Some in the Yellow City accused Chrysanthemum Lady of being twins. Others, like his overmuscled elder brother King Taras Greatsword, didn’t even notice such niceties, accepting them as their god-ordained due. But graciousness like this impressed men, and it was the mark of the great houses, and so it interested Mohrvine. It had been a long time since a king had dared take a formal consort—ten generations of Akarian kings had been the sons of concubines and thus the grandsons of camel drivers and weavers and anyone else short a few pieces of silver in a bad year—but among the clan lords, marriage alliances were still the rule. His own mother had been the daughter of a nomad hunter, something for which he’d never forgiven his father, King Oryn I. His sons, he’d made certain, had wed into the families of the Jothek-allied houses and would pass this care for the right way of doing things along to their sons. His daughter . . .
“I trust the cook obtained the meat for the supper from the Temple of Nebekht?” twittered Lord Akarian as he came through the door. “I wouldn’t wish to feel that any beast perished unwillingly to provide us with a feast.”
“My dear lord, how could I look you in the face were it otherwise?” cried Chrysanthemum Lady with every evidence of genuine distress. “I sent my servants this morning to the temple to obtain food that is lawful for you.”
Which was not, reflected Mohrvine, with a shudder at the thought of the hacked fragments of limbs and bones that were daily handed out to the True Believers, by any means the same as saying yes. From the water boss Xolnax he knew all about the complicated process of local blackmail among the shambles keepers that provided the huge numbers of sacrificial animals killed each morning in the Temple of Nebekht and permitted Lohar to feed them to any worshiper who came to the gates. The meat, Xolnax reported, was generally tough or old; there were gods who, according to their priests, demanded only tender, succulent and unblemished animals for sacrifice, but N
ebekht wasn’t one of them. Volume counted more than quality by all accounts, and the sacrificial killing—all done by Lohar himself—seemed to be the work of a lunatic with an ax. But Lohar reported that the animals themselves went willingly, even happily, to sacrifice, and being individually and personally blessed by himself were therefore lawful eating among his followers.

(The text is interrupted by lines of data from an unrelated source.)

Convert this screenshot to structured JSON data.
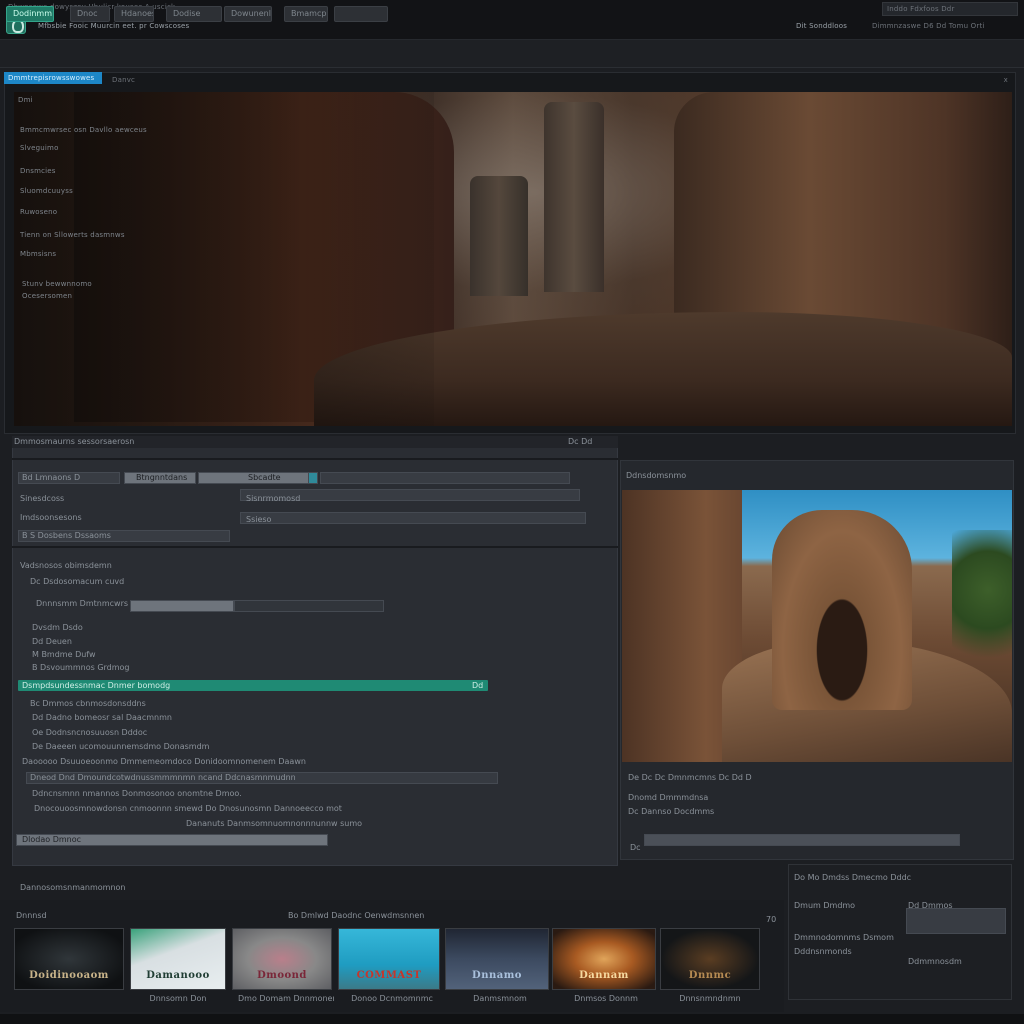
{
  "titlebar": {
    "top_text": "Dbwnsowe dowyszoy Hbulicr kousec A uscick",
    "subtitle": "Mfbsbie Fooic Muurcin eet. pr Cowscoses",
    "info": "Dit Sonddloos",
    "controls": "Inddo Fdxfoos Ddr",
    "controls2": "Dimmnzaswe D6 Dd Tomu Orti"
  },
  "toolbar": {
    "buttons": [
      "Dodinmm",
      "Dnoc",
      "Hdanoes",
      "Dodise",
      "Dowunenl",
      "Bmamcpo"
    ]
  },
  "main_panel": {
    "tab_label": "Dmmtrepisrowsswowes",
    "tab_sublabel": "Danvc",
    "close_label": "x",
    "overlay_items": [
      "Dmi",
      "Bmmcmwrsec osn Davllo aewceus",
      "Slveguimo",
      "Dnsmcies",
      "Sluomdcuuyss",
      "Ruwoseno",
      "Tienn on Sllowerts dasmnws",
      "Mbmsisns",
      "Stunv bewwnnomo",
      "Ocesersomen"
    ]
  },
  "properties": {
    "header": "Dmmosmaurns sessorsaerosn",
    "header_right": "Dc Dd",
    "field_row_1_label": "Bd Lmnaons D",
    "field_row_1_value": "Btngnntdans",
    "field_row_1_right": "Sbcadte",
    "field_row_2_label": "Sinesdcoss",
    "field_row_2_value": "Sisnrmomosd",
    "field_row_3_label": "Imdsoonsesons",
    "field_row_3_value": "Ssieso",
    "field_row_4_label": "B S Dosbens Dssaoms",
    "tree_items": [
      "Vadsnosos obimsdemn",
      "Dc Dsdosomacum cuvd",
      "Dnnnsmm Dmtnmcwrs",
      "Dvsdm Dsdo",
      "Dd Deuen",
      "M Bmdme Dufw",
      "B Dsvoummnos Grdmog"
    ],
    "selected_item": "Dsmpdsundessnmac Dnmer bomodg",
    "selected_right": "Dd",
    "list_items": [
      "Bc Dmmos cbnmosdonsddns",
      "Dd Dadno bomeosr sal Daacmnmn",
      "Oe Dodnsncnosuuosn Dddoc",
      "De Daeeen ucomouunnemsdmo Donasmdm",
      "Daooooo Dsuuoeoonmo Dmmemeomdoco Donidoomnomenem Daawn",
      "Dneod Dnd Dmoundcotwdnussmmmnmn ncand Ddcnasmnmudnn",
      "Ddncnsmnn nmannos Donmosonoo onomtne Dmoo.",
      "Dnocouoosmnowdonsn cnmoonnn smewd Do Dnosunosmn Dannoeecco mot",
      "Dananuts Danmsomnuomnonnnunnw sumo",
      "Dlodao Dmnoc"
    ],
    "footer": "Dannosomsnmanmomnon"
  },
  "preview": {
    "title": "Ddnsdomsnmo",
    "coords_label": "De Dc Dc Dmnmcmns Dc Dd D",
    "row_1": "Dnomd Dmmmdnsa",
    "row_2": "Dc Dannso Docdmms",
    "row_3": "Dc"
  },
  "details": {
    "rows": [
      "Do Mo Dmdss Dmecmo Dddc",
      "Dmum Dmdmo",
      "Dd Dmmos",
      "Dmmnodomnms Dsmomod",
      "Dddnsnmonds",
      "Ddmmnosdm"
    ]
  },
  "media_strip": {
    "label": "Dnnnsd",
    "search_text": "Bo Dmlwd Daodnc Oenwdmsnnen",
    "count": "70",
    "thumbnails": [
      {
        "title": "Doidinooaom",
        "caption": "Dnnsomn Don"
      },
      {
        "title": "Damanooo",
        "caption": "Dmo Domam Dnnmonemus"
      },
      {
        "title": "Dmoond",
        "caption": "Donoo Dcnmomnmc"
      },
      {
        "title": "COMMAST",
        "caption": "Danmsmnom"
      },
      {
        "title": "Dnnamo",
        "caption": "Dnmsos Donnm"
      },
      {
        "title": "Dannam",
        "caption": "Dnnsnmndnmn"
      },
      {
        "title": "Dnnmc",
        "caption": ""
      }
    ]
  },
  "colors": {
    "accent_teal": "#1f8a74",
    "accent_blue": "#1d87c7",
    "background": "#1c1e22"
  }
}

At the moment, the other butchers in the district weren’t sure how to deal with this novel mode of competition. Mohrvine had a private bet with his daughter—an intelligent girl, if far too saucy for her own good or anyone else’s—as to how long it would be before pieces of prime real estate belonging to the more influential of the True Believers started making it known to Lohar, through the medium of Nebekht, that they would be happier belonging to the temple too.
He glanced across now at Proath and Whorb Akarian as they entered, stern young men with their father’s prominent chin and slightly mismatched, narrow-set eyes, and wondered what they felt about this latest in the long line of their father’s answers to the great question of life. Both, he saw, had clipped their hair short and shaved the twin bands of novitiate across the crowns of their heads. “One could feel the presence of Nebekht in the room during the prayers,” Proath was saying in a reverent voice to the somewhat glassy-eyed Chrysanthemum Lady. “It baffles me—truly baffles me!—how so many can still put their trust in wizardry when Nebekht has quite clearly revealed that such foolishness must and will be destroyed.”
“The very fact that the temple wells have not run dry should prove beyond a shadow of doubt that he speaks the truth.” added his brother. “But do people believe?”
“Is it true, then?” Mohrvine tilted his head inquiringly. He’d heard rumor to that effect from Xolnax and the two or three other minor water bosses in his pay: Every other well in the Slaughterhouse was bringing up mud. Xolnax had been buying water from him, surreptitiously, for weeks.